BEIRUT – The United Arab Emirates foreign minister met President Bashar al-Assad in Damascus on Tuesday, a sign of improving ties between Assad and a U.S.-allied Arab state that once supported rebels trying to overthrow him.
Foreign Minister Sheikh Abdullah bin Zayed is the most senior Emirati dignitary to visit Syria in the decade since the eruption of a civil war in which several Arab states backed mainly Sunni Muslim insurgents against Assad.
Washington, which opposes efforts to normalise ties with Assad or rehabilitate him until progress is made towards a political solution to the conflict, said it was concerned about the move by its ally the UAE.
The foreign minister led a delegation of senior Emirati officials that discussed bilateral relations and cooperation in a meeting with Syrian counterparts, a statement by the Syrian presidency said.
The participants discussed exploring “new horizons for this cooperation, especially in vital sectors in order to strengthen investment partnerships in these sectors”, the statement said.
Sheikh Abdullah underlined in his meeting with Assad “UAE’s keenness on the security, stability and unity of Syria,” UAE’s state news agency WAM said.
He also stressed the “UAE’s support for all efforts made to end the Syrian crisis, consolidate stability in the country, and meet the aspirations of the brotherly Syrian people,” WAM reported.
UAE senior official Anwar Gargash, diplomatic adviser to the Emirates president, wrote on Twitter that “the UAE continues to build bridges, boost relationships, and connect what was cut off… and will be keen to spare the region further congestion and continuous conflicts.”
A correspondent for Lebanon’s al-Manar TV, which is run by Lebanon’s Hezbollah, an Assad ally, said heavy security had been observed on the road from Damascus airport to the city.
The UAE has been at the forefront of efforts by some Arab states to normalise ties with Damascus, and earlier this year called for Syria to be readmitted to the Arab League. It reopened its embassy in Damascus three years ago.
Jordan and Egypt, both U.S. allies, have also taken steps toward normalising relations since Assad, with Russian and Iranian help, defeated rebels across much of Syria, apart from some northern and eastern areas that remain outside his grasp.

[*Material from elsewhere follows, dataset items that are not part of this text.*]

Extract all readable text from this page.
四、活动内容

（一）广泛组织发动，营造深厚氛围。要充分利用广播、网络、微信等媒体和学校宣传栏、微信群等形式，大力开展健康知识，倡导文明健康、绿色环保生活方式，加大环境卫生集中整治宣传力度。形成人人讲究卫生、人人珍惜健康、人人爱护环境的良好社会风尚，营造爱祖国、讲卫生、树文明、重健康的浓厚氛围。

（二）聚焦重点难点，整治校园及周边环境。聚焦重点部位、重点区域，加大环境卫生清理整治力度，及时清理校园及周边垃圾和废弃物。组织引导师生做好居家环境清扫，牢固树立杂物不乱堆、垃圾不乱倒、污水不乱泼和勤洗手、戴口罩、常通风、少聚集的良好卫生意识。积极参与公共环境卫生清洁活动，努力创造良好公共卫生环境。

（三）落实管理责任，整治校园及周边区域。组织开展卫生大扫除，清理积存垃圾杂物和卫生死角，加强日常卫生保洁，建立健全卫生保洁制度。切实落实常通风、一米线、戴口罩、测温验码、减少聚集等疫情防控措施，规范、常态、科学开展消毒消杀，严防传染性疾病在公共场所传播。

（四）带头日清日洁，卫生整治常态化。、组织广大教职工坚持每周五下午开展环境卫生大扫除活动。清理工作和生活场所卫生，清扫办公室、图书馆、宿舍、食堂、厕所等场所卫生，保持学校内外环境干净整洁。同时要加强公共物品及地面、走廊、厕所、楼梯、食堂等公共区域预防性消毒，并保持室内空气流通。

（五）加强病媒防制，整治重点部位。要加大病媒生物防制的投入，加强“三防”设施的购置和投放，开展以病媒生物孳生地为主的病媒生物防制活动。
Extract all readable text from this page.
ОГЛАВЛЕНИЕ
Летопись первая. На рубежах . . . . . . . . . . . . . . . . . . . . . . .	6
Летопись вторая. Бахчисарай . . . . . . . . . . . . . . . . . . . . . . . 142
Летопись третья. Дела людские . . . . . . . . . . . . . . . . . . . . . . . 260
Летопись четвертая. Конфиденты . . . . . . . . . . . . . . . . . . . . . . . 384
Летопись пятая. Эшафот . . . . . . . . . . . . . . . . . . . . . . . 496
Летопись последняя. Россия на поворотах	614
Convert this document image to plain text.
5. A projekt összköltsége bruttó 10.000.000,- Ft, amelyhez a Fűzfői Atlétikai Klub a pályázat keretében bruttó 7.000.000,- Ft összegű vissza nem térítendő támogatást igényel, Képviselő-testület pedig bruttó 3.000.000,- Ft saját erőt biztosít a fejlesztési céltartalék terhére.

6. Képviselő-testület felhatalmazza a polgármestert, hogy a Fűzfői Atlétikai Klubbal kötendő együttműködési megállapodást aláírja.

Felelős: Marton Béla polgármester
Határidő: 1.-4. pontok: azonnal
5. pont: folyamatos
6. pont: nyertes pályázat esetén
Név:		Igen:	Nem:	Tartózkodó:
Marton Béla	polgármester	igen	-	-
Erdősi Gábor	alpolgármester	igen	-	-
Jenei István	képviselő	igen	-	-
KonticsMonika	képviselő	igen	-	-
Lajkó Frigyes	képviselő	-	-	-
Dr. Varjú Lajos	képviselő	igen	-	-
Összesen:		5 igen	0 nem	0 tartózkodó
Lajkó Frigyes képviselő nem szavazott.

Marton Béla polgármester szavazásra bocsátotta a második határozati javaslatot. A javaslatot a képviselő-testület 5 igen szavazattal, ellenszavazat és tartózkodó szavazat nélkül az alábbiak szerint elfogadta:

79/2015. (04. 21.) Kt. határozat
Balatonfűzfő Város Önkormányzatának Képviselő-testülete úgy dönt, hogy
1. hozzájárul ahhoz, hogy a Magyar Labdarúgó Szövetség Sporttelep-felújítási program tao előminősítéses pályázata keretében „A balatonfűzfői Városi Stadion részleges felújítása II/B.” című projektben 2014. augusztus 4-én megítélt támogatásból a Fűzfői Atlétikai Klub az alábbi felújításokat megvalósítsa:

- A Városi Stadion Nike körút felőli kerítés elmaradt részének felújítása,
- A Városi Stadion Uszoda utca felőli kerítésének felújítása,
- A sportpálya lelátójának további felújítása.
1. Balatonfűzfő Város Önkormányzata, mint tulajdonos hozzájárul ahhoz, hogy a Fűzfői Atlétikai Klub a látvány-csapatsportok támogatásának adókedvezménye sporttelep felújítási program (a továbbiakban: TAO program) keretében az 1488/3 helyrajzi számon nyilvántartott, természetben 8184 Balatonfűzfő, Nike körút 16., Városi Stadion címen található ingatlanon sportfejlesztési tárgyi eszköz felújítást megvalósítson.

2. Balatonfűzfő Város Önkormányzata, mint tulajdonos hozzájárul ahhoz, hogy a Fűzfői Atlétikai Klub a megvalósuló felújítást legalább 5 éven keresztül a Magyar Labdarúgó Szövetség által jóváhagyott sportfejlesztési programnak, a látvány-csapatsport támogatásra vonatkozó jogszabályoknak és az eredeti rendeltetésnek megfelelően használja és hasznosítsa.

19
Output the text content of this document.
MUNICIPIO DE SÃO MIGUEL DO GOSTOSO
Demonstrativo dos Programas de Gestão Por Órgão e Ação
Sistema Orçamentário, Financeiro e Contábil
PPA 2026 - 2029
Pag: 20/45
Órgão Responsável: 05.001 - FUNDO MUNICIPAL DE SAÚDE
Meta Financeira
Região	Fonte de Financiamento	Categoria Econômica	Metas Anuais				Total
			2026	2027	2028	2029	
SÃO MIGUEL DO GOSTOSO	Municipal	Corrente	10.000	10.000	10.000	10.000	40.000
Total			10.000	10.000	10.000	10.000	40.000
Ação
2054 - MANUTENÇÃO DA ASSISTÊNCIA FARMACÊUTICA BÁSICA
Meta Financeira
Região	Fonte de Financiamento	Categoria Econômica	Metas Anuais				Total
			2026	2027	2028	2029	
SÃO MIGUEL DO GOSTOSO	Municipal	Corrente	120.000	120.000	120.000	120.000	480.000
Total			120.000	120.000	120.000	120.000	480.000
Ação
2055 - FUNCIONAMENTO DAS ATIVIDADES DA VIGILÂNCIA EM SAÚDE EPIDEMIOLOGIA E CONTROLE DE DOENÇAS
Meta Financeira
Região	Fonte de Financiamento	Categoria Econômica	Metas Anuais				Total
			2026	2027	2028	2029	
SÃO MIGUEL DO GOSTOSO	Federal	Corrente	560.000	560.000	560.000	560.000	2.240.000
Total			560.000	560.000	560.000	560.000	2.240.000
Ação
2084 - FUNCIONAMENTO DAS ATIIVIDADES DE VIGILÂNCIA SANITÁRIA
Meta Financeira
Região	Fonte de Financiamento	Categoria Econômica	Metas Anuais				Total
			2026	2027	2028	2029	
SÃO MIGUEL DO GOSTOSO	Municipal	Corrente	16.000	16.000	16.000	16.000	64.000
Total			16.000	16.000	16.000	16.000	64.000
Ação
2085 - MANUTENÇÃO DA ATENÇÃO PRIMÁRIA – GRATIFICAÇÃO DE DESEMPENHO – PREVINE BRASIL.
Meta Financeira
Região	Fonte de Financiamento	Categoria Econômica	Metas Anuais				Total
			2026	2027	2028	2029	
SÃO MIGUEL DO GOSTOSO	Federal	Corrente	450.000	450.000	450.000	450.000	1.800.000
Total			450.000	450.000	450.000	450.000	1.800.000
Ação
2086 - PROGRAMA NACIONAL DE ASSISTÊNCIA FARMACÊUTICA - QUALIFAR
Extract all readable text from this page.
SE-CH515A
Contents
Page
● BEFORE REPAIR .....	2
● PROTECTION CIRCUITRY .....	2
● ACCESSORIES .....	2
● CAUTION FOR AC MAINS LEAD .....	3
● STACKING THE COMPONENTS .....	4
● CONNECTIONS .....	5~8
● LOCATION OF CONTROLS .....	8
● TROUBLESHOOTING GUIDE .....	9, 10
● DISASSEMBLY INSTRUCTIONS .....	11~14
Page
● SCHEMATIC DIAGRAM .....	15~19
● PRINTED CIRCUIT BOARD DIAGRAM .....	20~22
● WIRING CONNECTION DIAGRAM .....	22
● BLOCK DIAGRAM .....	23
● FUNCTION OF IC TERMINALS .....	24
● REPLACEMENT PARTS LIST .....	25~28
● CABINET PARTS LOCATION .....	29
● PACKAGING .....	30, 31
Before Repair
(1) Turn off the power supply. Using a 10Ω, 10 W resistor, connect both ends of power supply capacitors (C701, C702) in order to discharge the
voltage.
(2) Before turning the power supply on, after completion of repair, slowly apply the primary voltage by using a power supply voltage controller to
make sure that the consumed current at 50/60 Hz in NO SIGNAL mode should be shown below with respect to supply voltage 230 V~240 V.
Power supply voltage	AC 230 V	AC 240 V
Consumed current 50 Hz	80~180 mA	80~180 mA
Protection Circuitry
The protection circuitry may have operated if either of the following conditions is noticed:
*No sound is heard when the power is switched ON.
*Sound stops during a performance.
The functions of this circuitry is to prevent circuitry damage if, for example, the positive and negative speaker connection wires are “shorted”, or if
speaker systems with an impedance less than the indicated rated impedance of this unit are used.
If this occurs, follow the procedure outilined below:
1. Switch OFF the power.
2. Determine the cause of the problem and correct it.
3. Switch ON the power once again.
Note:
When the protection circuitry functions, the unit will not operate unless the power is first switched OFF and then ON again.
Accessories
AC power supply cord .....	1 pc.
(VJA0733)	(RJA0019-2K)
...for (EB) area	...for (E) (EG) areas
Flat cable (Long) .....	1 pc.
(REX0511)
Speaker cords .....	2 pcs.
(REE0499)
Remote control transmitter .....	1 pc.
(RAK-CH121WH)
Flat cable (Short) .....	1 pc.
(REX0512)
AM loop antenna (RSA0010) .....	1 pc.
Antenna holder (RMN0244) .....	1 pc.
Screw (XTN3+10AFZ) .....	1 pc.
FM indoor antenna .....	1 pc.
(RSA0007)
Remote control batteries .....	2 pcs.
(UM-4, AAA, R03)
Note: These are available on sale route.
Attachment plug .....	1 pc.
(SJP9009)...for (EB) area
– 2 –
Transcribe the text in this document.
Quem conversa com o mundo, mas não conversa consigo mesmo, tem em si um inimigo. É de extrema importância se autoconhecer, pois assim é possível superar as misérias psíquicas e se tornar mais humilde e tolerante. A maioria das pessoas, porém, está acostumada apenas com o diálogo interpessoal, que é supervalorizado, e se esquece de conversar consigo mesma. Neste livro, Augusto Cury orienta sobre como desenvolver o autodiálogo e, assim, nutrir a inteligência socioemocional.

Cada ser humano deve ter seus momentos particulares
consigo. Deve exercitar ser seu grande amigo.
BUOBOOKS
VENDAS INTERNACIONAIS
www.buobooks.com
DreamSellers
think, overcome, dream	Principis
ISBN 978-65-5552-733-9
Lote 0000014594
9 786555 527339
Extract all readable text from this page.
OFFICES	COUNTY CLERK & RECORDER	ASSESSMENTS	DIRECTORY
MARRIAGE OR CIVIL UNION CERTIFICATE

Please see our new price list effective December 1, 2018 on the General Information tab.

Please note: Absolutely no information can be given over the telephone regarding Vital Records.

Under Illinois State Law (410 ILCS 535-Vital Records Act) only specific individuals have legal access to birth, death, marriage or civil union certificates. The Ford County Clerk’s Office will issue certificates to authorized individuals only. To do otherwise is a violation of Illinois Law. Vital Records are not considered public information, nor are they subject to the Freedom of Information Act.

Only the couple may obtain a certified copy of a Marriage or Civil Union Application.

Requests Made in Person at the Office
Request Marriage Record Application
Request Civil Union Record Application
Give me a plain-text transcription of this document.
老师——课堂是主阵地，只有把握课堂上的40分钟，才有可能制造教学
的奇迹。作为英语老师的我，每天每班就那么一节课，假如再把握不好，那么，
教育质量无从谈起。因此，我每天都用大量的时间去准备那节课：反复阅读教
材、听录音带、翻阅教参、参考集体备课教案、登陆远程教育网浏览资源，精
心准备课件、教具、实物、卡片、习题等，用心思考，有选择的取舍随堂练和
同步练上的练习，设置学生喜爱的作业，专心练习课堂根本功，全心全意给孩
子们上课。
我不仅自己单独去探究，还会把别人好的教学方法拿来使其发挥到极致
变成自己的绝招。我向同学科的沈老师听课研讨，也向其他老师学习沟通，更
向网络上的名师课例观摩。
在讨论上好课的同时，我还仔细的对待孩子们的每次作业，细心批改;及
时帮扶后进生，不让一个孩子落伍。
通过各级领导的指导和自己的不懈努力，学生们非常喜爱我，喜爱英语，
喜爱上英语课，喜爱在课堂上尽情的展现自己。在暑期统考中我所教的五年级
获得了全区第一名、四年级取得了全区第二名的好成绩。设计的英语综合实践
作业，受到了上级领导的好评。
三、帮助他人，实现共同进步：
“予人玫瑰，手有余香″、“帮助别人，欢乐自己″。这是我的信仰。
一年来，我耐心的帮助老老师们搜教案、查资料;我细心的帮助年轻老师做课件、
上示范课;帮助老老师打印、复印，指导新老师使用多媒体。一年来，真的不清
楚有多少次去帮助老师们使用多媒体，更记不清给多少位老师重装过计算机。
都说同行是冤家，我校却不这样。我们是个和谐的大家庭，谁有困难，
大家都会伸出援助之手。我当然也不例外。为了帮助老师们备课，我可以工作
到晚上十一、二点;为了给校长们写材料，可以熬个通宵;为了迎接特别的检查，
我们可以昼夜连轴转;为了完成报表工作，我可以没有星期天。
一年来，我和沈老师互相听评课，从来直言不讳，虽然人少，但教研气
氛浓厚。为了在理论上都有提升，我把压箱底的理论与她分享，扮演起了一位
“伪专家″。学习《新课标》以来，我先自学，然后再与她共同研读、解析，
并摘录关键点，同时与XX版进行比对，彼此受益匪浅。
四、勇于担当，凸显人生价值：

U.S. State Department spokesperson Ned Price said Washington was concerned by the meeting “and the signal it sends,” and had told the UAE that it will not “support efforts to normalize or to rehabilitate Bashar al-Assad, who is a brutal dictator.”
“We urge states in the region to carefully consider the atrocities that this regime, that Bashar al-Assad himself has perpetrated on the Syrian people over the last decade, as well as the regime’s ongoing efforts to deny much of the country access to humanitarian aid and security,” Price said.
Washington has also said it will not lift sanctions, including measures that can freeze the assets of anyone dealing with Syria, regardless of nationality.
The UAE may have asked Damascus not to trumpet the visit due to sensitivities in its ties to the United States, said Joshua Landis, a Syria specialist at the University of Oklahoma. “No one wants to get their head too far over the parapet,” he said.
Last month, King Abdullah of Jordan spoke to Assad for the first time in a decade, and the border between the countries was reopened for trade. The Egyptian foreign minister also met his Syrian counterpart in September, the highest level contact between the countries since the civil war began.
“Both the UAE and Egypt have long believed that the Damascus government serves as a break on the spread of Islamist groups in the region,” Landis said. Investment is expected once Syria is readmitted to the Arab League, he added, though private firms would wait to see how the United States would respond first.